I loved this book so much I’m reading it slowly, cheating weeks into my one day one week paradise.
In his opening essay, ‘Imaginary Homelands’, Rushdie said, “It may be argued that the past is a country from which we have all emigrated, that its loss is part of our common humanity. Which seems to me self-evidently true; but I suggest that the writer who is out-of-country and even out-of-language may experience this loss in an intensified form. It is made more concrete for him by the physical fact of discontinuity, of his present being in a different place from his past, of his being ‘elsewhere’. This may enable him to speak properly and concretely on a subject of universal significance and appeal.”

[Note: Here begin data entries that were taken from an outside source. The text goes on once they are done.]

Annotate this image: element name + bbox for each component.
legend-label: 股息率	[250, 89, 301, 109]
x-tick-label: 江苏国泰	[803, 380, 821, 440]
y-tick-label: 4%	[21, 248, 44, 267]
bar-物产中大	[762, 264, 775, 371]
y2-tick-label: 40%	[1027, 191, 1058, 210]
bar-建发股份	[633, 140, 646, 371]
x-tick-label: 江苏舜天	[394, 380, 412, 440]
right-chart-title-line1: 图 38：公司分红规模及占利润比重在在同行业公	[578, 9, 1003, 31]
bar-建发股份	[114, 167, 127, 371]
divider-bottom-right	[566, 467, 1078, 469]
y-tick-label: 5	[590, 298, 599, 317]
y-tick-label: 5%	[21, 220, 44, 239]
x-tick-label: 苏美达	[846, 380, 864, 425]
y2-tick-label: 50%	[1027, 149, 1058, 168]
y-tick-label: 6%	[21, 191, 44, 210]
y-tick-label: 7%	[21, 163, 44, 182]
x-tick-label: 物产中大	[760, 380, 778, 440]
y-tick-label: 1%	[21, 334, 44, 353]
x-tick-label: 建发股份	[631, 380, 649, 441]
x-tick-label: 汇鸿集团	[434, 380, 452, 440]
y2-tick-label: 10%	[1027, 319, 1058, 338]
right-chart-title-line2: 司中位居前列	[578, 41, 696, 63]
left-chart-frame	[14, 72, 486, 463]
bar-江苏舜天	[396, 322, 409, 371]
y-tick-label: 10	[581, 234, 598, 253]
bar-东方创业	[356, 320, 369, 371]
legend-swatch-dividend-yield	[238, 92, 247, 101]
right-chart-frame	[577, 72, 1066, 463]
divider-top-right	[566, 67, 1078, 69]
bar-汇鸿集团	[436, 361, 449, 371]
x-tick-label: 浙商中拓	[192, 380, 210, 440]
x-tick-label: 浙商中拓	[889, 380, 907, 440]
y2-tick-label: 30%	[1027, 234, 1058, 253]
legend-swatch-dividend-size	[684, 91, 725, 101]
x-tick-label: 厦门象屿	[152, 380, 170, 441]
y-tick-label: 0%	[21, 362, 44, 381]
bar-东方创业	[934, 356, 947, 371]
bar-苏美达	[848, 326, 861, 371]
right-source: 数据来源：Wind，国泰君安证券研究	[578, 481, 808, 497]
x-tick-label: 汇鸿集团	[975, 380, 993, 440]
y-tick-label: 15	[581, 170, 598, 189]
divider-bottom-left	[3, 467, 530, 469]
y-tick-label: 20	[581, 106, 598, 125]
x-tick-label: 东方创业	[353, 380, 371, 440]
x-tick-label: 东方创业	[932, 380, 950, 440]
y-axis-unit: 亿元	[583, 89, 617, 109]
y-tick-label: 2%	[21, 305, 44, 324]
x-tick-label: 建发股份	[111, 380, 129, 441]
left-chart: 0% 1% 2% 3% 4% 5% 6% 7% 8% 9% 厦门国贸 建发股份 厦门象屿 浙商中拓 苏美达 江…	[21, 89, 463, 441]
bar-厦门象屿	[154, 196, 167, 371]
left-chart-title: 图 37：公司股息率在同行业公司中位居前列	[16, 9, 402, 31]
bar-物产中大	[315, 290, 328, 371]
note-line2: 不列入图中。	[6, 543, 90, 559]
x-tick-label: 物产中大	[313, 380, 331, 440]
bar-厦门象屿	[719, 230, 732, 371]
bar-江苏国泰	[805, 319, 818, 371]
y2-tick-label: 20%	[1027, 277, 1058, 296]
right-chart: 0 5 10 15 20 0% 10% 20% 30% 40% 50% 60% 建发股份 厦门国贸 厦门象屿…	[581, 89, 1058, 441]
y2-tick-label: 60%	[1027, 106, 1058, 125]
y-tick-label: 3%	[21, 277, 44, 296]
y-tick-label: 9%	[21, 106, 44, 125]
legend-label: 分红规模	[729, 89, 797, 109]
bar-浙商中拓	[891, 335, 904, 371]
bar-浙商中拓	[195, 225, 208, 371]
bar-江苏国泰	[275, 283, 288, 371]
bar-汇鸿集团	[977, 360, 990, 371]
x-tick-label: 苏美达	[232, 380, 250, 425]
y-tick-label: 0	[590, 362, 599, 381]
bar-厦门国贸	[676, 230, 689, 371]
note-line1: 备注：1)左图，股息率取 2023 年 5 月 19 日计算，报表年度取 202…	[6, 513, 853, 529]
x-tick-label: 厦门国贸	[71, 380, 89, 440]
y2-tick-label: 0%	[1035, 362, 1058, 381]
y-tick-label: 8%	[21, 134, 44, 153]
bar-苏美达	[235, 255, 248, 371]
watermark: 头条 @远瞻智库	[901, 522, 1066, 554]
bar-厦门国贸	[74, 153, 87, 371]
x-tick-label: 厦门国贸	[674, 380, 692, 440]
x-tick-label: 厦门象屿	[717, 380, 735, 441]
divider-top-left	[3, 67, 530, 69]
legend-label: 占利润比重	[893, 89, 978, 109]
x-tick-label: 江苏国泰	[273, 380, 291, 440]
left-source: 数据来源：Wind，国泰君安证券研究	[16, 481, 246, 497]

The key is ‘may’. Because ‘a subject of universal significance and appeal’ can be easily translated into something as basic as loss, sadness, anger, love, and alienation. One does not need to be out-of-country or out-of-language to speak properly and concretely about this. What interests me most right now is the different interpretations of a concept of loss for an out-of-country and/or out-of-language person to in-country and/or in-language person.
Two weeks ago I participated in a creativity workshop where I was asked to write down my name on a piece of paper, and to use each letter in my name as the first letter of Indonesian nouns. I have to do this fast, without thinking, and the idea was to write down the first noun I could immediately think of. My mind went blank at the letter N, and it took me five minutes before I was able to come up with a proper word.
You are so busted, you in-country, out-of-language dude.